Adaptation and settlement

Soon after the end of World War Two, Australia opened its doors to much-needed immigrants (white, of course, having regard to the prevailing White Australia policy). Offered equal opportunity, which was underpinned by the fabled ‘fair-go’ ethos of the Australian working class, non-English speaking immigrants from Europe had good reason to learn English as quickly as possible, and to fit into their nation of choice.

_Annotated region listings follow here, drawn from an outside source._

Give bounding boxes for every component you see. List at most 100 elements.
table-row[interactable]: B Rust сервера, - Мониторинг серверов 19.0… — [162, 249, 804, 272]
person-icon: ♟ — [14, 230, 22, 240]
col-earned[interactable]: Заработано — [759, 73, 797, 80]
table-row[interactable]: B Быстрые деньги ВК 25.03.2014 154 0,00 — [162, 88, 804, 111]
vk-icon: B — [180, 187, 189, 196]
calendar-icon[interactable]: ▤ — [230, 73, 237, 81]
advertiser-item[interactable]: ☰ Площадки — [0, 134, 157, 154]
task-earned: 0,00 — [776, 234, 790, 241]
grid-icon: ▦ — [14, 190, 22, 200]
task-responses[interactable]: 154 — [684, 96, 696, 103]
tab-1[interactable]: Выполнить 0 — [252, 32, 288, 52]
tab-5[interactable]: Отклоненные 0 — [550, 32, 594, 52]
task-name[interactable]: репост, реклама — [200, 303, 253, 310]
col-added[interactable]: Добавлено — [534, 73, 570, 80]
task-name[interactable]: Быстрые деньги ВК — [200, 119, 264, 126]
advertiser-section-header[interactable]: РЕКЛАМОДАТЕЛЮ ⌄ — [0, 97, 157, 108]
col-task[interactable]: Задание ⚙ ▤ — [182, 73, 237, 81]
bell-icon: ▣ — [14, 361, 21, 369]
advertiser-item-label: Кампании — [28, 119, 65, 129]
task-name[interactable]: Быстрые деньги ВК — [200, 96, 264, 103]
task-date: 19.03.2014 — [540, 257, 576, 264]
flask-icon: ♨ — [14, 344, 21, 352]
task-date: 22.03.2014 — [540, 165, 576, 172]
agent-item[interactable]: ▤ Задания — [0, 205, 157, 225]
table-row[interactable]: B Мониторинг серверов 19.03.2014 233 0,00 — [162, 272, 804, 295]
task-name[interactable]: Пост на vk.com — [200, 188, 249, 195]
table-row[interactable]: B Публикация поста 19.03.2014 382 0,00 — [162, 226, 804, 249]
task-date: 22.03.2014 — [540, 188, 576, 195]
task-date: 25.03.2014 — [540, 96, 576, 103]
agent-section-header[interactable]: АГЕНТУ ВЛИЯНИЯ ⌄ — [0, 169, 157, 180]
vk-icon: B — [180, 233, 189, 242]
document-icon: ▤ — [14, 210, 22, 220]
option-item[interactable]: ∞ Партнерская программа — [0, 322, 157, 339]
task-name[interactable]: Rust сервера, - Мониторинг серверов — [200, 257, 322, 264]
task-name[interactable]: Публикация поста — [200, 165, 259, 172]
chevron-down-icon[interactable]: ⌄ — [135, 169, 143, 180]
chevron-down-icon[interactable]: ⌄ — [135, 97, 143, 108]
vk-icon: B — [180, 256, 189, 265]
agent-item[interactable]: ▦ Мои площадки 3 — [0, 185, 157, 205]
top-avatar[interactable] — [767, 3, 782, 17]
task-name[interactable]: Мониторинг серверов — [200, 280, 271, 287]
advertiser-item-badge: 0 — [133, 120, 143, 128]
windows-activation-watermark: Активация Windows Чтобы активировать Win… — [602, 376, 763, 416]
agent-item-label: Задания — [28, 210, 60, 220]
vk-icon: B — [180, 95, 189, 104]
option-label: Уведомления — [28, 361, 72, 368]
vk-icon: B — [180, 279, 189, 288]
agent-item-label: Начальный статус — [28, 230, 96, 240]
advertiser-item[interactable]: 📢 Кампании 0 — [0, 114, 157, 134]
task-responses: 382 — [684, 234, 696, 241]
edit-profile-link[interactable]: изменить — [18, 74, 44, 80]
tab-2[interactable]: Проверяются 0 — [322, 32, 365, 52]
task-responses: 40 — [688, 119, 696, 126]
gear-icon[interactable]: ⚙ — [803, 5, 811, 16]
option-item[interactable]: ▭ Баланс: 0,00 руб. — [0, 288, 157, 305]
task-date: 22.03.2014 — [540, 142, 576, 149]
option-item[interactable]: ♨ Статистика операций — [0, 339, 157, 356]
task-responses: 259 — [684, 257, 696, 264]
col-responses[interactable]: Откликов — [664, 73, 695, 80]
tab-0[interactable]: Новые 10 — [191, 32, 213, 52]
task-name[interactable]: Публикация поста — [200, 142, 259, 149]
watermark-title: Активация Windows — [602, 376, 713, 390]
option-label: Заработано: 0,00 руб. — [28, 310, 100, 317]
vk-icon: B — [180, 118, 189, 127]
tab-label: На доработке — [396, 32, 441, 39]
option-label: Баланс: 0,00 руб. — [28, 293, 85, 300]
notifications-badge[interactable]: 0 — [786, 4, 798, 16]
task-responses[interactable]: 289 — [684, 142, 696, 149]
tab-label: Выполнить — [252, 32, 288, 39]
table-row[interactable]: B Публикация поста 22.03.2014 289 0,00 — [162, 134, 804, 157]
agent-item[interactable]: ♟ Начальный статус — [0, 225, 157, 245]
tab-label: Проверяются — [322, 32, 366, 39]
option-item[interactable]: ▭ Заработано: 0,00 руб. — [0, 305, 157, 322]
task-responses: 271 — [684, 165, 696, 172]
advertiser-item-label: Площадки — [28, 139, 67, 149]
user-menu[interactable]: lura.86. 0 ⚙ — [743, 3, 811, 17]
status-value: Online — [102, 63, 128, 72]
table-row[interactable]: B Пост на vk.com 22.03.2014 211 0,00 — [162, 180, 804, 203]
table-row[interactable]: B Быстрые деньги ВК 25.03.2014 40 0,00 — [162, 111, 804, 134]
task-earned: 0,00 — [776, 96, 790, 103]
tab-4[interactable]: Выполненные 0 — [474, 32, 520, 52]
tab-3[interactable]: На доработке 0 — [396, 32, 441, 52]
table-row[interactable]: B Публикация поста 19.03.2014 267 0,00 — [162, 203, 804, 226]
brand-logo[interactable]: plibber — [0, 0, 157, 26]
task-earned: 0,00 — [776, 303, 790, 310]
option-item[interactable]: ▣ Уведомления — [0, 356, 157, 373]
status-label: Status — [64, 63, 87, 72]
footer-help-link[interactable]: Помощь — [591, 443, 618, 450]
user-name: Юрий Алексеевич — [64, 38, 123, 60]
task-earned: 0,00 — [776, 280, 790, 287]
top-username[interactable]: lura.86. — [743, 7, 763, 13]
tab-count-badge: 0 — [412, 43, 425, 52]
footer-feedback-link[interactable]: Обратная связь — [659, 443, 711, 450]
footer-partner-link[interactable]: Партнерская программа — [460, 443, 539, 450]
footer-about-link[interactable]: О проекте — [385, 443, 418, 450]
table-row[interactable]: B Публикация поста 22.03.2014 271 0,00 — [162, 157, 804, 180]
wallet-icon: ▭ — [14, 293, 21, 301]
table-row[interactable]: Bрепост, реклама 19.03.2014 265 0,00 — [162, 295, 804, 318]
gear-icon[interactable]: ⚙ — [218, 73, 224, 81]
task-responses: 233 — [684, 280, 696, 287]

Apart from some Australians of a superior colonial mien, who had forgotten that their land had been acquired from black indigenes by invasion, not by invitation, the foreigners were initially tolerated, then embraced; their offspring reportedly have done better in life (because of a superior work ethic?). See my ‘Karma of Culture’ which sets out the issues involved as I see them.

Successful immigrant settlement does involve careful screening and selection. The applicant for migrant or refugee entry has to be seen as capable of adapting successfully to the host nation, and willing to be a coherent part of it, rather than to set up camp and refuse to integrate; there can be no place for tribal superiority in a relatively new nation still finding its feet.

Until recent times, there has been little evidence of the formation of what used to referred to as ghettos. That might be because of the settlement assistance available, the access to equal opportunity  processes, and a reciprocity of response by the immigrants recognising that they are not to be cheap  fodder for the workforce.